Behind each of these acts of terror there is the story of the perpetrator struggling with his own devils; why some are triggered to act out against an imagined enemy or, paradoxically, their loved ones necessitates a careful assessment of all factors. Progress has been made in forensic psychiatry and, as with suicide, there is often no way to predict with any accuracy which ticking time bomb will detonate and which won’t. While traditional diagnoses (psychosis, mood disorders) that impair judgement continue to be assessed for in the mental status exam, psychiatrists have become more knowledgeable about the impact of dissociative states triggered by past (childhood abuse and neglect) or current trauma as well as the influence of substances on impulse control.

The old designation for a psychiatrist was the French term alienist, from an era where psychiatrists were mostly superintendents of asylums. The term suggests ambivalent feelings to what psychiatrists did – feelings that are quick to re-surface today when mentally ill patients commit horrific acts. Today, however, social media amplifies society’s judgements, abounding with emotional images and language, the primitive reflexive thinking of all good or all bad, responses that critically weaken rational public debate about crime and punishment.
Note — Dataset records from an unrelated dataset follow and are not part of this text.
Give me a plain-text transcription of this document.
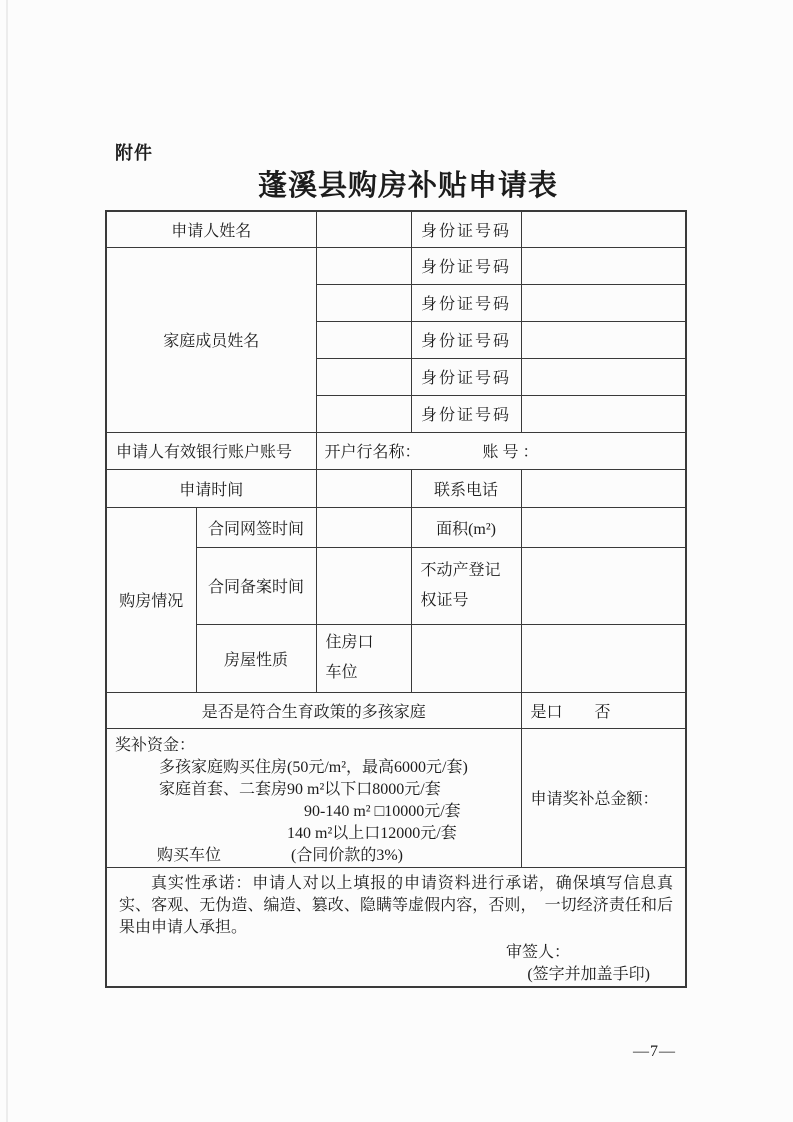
附件
蓬溪县购房补贴申请表
申请人姓名			身份证号码	
家庭成员姓名			身份证号码	
			身份证号码	
			身份证号码	
			身份证号码	
			身份证号码	
申请人有效银行账户账号		开户行名称： 账 号 ：		

申请时间			联系电话	
购房情况	合同网签时间		面积(m²)	
	合同备案时间		不动产登记
权证号	

	房屋性质	住房口
车位		

是否是符合生育政策的多孩家庭				是口　　否

奖补资金：
多孩家庭购买住房(50元/m²，最高6000元/套)
家庭首套、二套房90 m²以下口8000元/套
90-140 m² □10000元/套
140 m²以上口12000元/套
购买车位	(合同价款的3%)
	申请奖补总金额：

真实性承诺：申请人对以上填报的申请资料进行承诺，确保填写信息真实、客观、无伪造、编造、篡改、隐瞒等虚假内容，否则，　一切经济责任和后果由申请人承担。
审签人：
(签字并加盖手印)				
—7—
The Internet, whose impact on mental health is still poorly understood, provides a complimentary explanation of how vulnerable, disenfranchised youth become easy pickings for radical ideologists.

The threat of organized international terrorism is certainly out there whereas everything else (broken families, mental health, addictions, social determinants of health) is a mirror of our societal values, the devil inside each one of us, constantly testing the positive forces that bind us together and make us answerable to each other.

Many may feel that the mental health explanation is an expedient cop-out to exculpate the guilty whether they survive or turn the gun on themselves. In our pain its much easier to suspend judgement and accept what the politicians label as the devil out there, conflating mental health issues with one all encompassing term-international or home grown terrorism.

Psychiatry must continue to apply clinical acumen and judgement to dance that uneasy dance between being sensitive to public views while simultaneously explaining what motivates the mentally ill to act-out; the headlines betray the facts that the vast majority of people with mental health issues continue to suffer in silence. We must continue the unglamorous research into causality, both biological and social, and be advocates for more mental health resources rather than diverting those rare dollars to increased security measures and building more jails. Perhaps a more transcendent metaphor, applicable even to our modern times is 17th century poet and cleric John Donne’s meditations-

No man is an island,…any man’s death diminishes me,…..therefore never send for whom the bell tolls,… it tolls for thee.